Jetons maintenant un coup d’œil sur sa vision de l’histoire. Je l’ai déjà dit, les gens atteints du Sycadopa s’imaginent que le monde a commencé avec eux et finira avec eux. Ils sont incapables de se penser simples citoyens. Perdre le pouvoir serait la fin du monde. Aucun autre humain n’a les mains bénies pour porter et garder le monde. Eux seuls peuvent assurer les dosages, les équilibres subtils nécessaires au bon fonctionnement de l’univers. Sans eux le monde s’effondre.  C’est parce qu’il est dans cette conviction que votre président a lors d’une récente réunion de responsables du parti au pouvoir, menacé quiconque aurait l’outrecuidance de chercher à se porter candidat président.

Et où constatons-nous la confusion entre bonheur familial et bonheur national ? En général, l’une des illusions des dirigeants de mauvaise étoffe est de projeter leur opulence personnelle sur le reste de la population. Parce qu’ils ne manquent de rien, et que les courtisans leur chantent en permanence que « tout va bien votre excellence », ils sont persuadés que nul n’a faim, nul n’a soif, nul n’est malade, angoissé, opprimé. Ils appliquent réellement cette vilaine devise : « Ce qui est à moi est à moi, ce qui est à vous est à nous tous ». Nkurunziza, votre président, dit mieux et en d’autres mots : « Si tout est à moi, tout le monde a tout » L’aide étrangère arrive, c’est pour lui et ses proches. La terre à cultiver manque mais, lui, a de multiples domaines ; l’Etat frôle la faillite, mais lui et ses amis ont des comptes garnis. Rwagasore Louis avait dit : « Vous nous jugerez à nos actes, et notre satisfaction sera notre fierté » Mais Nkurunziza pense : « Je n’ai que faire de votre satisfaction et ma satisfaction est que vous vous contentiez de mon bonheur

La duplicité est l’autre trait de caractère de votre président.
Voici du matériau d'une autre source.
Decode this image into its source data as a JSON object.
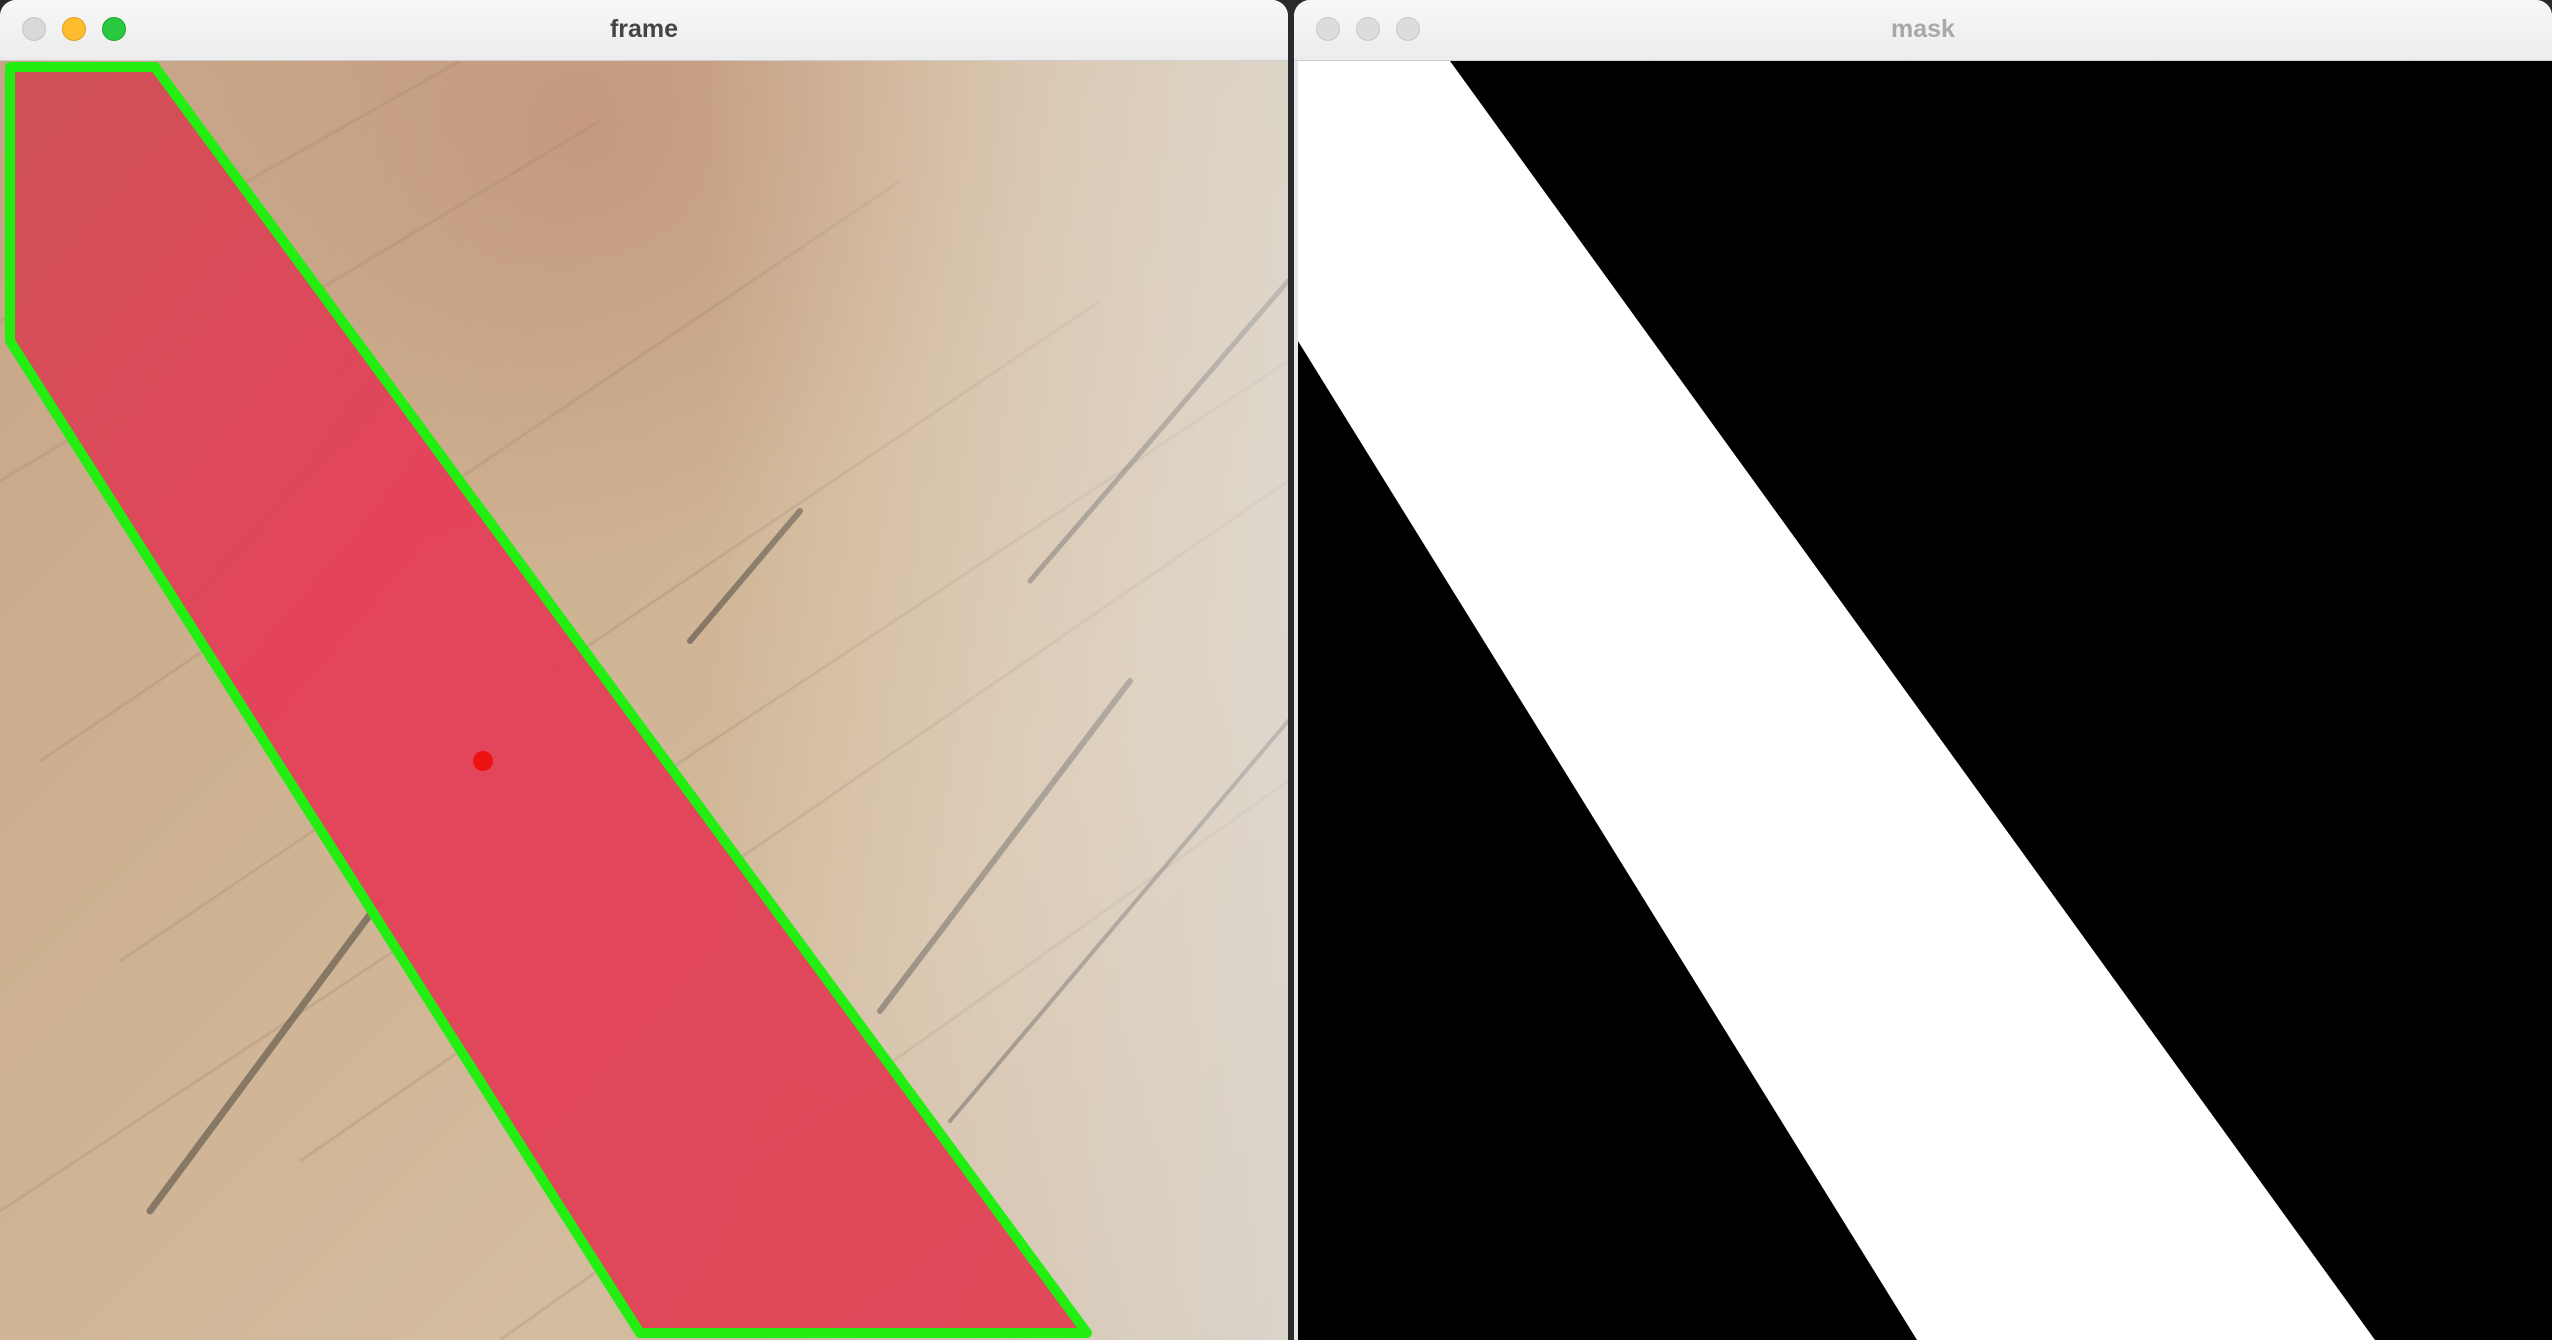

Le double langage, dire une chose et faire une autre, se déjuger, faire semblant, faire le saint… Ainsi par exemple, en réplique au journaliste Tshitenge qui faisait remarquer que « Les journalistes burundais protestent contre un projet de loi sur la presse qui, selon eux, va restreindre davantage leur liberté. N’est-ce pas inquiétant ? », Nkurunziza, votre président a déclaré : « ...Même le président de la République doit respecter ce que prévoit la Constitution. Sans la rigueur de la loi, c’est le chaos. » Seulement voilà : lui-même n’en croit rien, et l’on ne compte plus le nombre de fois qu’il a violé la Constitution.
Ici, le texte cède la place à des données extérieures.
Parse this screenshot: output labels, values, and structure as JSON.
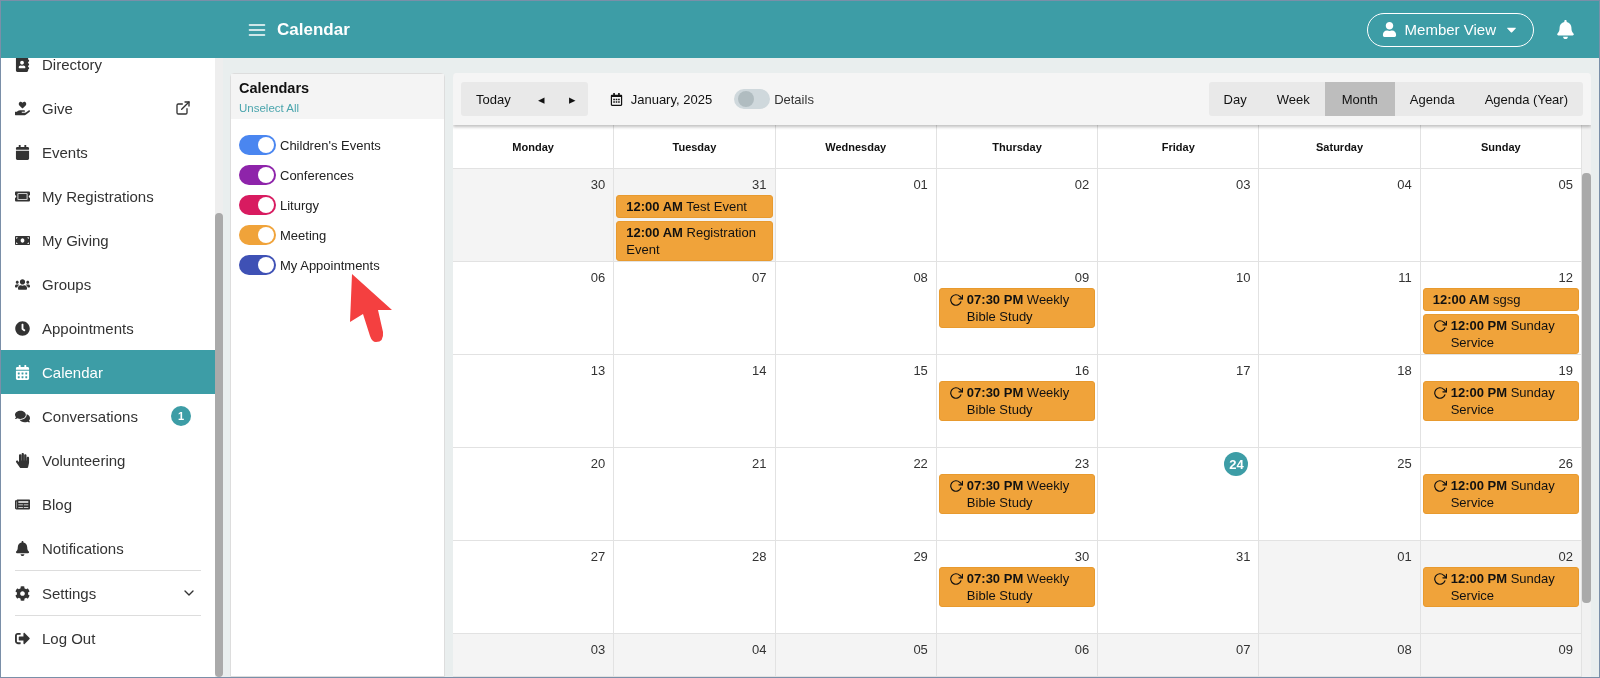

Pour tout le reste, dirait notre médecin, voyez vous-même ce qui se passe, comment les lois sont pliées pour accommoder les intérêts partisans, comment le pouvoir a la main lourde. Rappelez-vous la récente tuerie et les arrestations des disciples d’Eusébie. N’est-ce pas l’illustration d’un leadership sans tact ni patience de négociation, et dont la force de persuasion est la thanatocratie, le pouvoir de tuer ?

De l’état psychologique du tout prétendant futur à la présidence

Le drame d’un pays, et c’est hélas le cas du Burundi, c’est d’abord d’avoir une classe politique pleine de carences. Nous avons dit Sycadopa, syndrome de carence à dominante paranoïaque. Les carences de certains dirigeants africains sont d’ordre psychopathologique. Ce sont essentiellement des peureux, des psychologies mal assurées, des timides en surcompensation d’autorité, en quête d’étayage politique. Ce sont eux-mêmes qui décident de la fin tragique de leur règne, car ils entrent sur une scène dont ils n’ont pas l’art de sortir avec panache. Un homme stable, équilibré, moralement fort n’a pas besoin de massacrer les hommes tous les jours. Son autorité ne se fonde pas sur la peur, mais sur l’esprit d’équité, la force morale, le respect des principes rationnels. Car normalement et à mon sens, la politique, la vraie, n’est pas une arène  de fauves.  J’appelle donc de tous mes vœux l’avènement d’un président burundais, dont le profil psychologique serait celui d’un dirigeant au sens noble du terme, un homme courageux, digne et gentil au sens élevé du terme. En plus d’un examen médical somatique, c’est peut-être aussi un test de profilage psychologique que les candidats présidents devraient passer, avant de présider aux destinées des peuples.